La dirección de Greengrass, los actores, la forma en la que está narrada, los ultimos 20 minutos... la película en si es impecable. Pero por encima de todo, y a costa de repetirme... el homenaje que realiza a las victimas, mejor imposible.
Si, tiene algo malo, que está basada en un echo real, los muertos fueron reales, tuvieron nombre y apellidos, tuvieron una vida.

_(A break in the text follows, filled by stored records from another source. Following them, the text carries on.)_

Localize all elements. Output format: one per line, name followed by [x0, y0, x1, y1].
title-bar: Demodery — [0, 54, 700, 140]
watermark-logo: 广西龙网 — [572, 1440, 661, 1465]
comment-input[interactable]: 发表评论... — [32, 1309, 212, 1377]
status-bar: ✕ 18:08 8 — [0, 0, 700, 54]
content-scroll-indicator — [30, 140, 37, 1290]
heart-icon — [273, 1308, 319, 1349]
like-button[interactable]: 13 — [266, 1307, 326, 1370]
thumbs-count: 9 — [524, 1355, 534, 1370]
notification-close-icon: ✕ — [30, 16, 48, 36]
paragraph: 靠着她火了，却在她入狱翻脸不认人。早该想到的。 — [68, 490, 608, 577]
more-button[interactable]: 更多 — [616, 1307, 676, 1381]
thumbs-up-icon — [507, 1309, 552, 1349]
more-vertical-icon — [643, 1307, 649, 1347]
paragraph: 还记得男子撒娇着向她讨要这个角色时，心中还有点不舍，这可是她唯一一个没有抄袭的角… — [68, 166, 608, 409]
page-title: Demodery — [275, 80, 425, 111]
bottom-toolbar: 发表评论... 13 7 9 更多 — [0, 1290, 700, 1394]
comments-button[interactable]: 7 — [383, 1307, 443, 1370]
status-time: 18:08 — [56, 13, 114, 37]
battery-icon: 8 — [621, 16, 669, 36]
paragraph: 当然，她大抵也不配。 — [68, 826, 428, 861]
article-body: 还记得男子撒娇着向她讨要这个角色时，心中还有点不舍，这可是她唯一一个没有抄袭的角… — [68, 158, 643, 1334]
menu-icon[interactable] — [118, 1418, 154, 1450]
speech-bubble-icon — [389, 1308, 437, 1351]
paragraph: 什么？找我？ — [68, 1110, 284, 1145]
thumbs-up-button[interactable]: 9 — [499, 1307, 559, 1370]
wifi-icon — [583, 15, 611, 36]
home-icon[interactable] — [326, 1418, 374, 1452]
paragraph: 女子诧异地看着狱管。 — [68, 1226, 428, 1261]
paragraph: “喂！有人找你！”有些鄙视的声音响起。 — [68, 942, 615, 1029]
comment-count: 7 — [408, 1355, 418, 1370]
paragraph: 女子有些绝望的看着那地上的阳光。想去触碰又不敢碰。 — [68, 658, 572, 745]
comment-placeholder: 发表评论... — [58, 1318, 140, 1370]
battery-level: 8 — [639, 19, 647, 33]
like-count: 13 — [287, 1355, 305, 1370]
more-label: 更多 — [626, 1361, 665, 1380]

Eso es lo peor de la película.
Cuando termina la película uno se queda callado, cabizbajo y pensativo, mientras el fundido en negro que finaliza la cinta de Paul Greengrass, parece penetrar hasta tus sienes, y es que, ese fatidico 11-S del año 2001 algo cambio para todos, y como he leído por ahí, todos perdimos algo, (como perdimos en mi ciudad el 11-M).
La cinta mezcla con maestría un drama, un thriller y un documental, agitado y no mezclado, como decía James Bond; compone Greengrass una cinta donde vemos a los personajes no como héroes, sino como cualquier persona normal, vaya, como uno de nosotros en esa tesitura; hace que nosotros también nos sintamos parte de ese vuelo, que suframos con lo que se siente en el control aereo, o con las decisiones que se llevaron a cabo ese día...
Los actores, todos desconocidos, de hecho muchos de ellos se interpretan a ellos mismos (vaya, que son los "protagonistas" de lo sucedido), un guión con retazos de la historia y mucha improvisación, y una historia que, aun conociendo el final, te mantiene pegado a la butaca, una cinta antológica, imprescindible y que consigue lo que pretende, sin lugar a dudas, ahondar en la conciencia del espectador.
El silencio del patio de butacas asi lo hacía patente.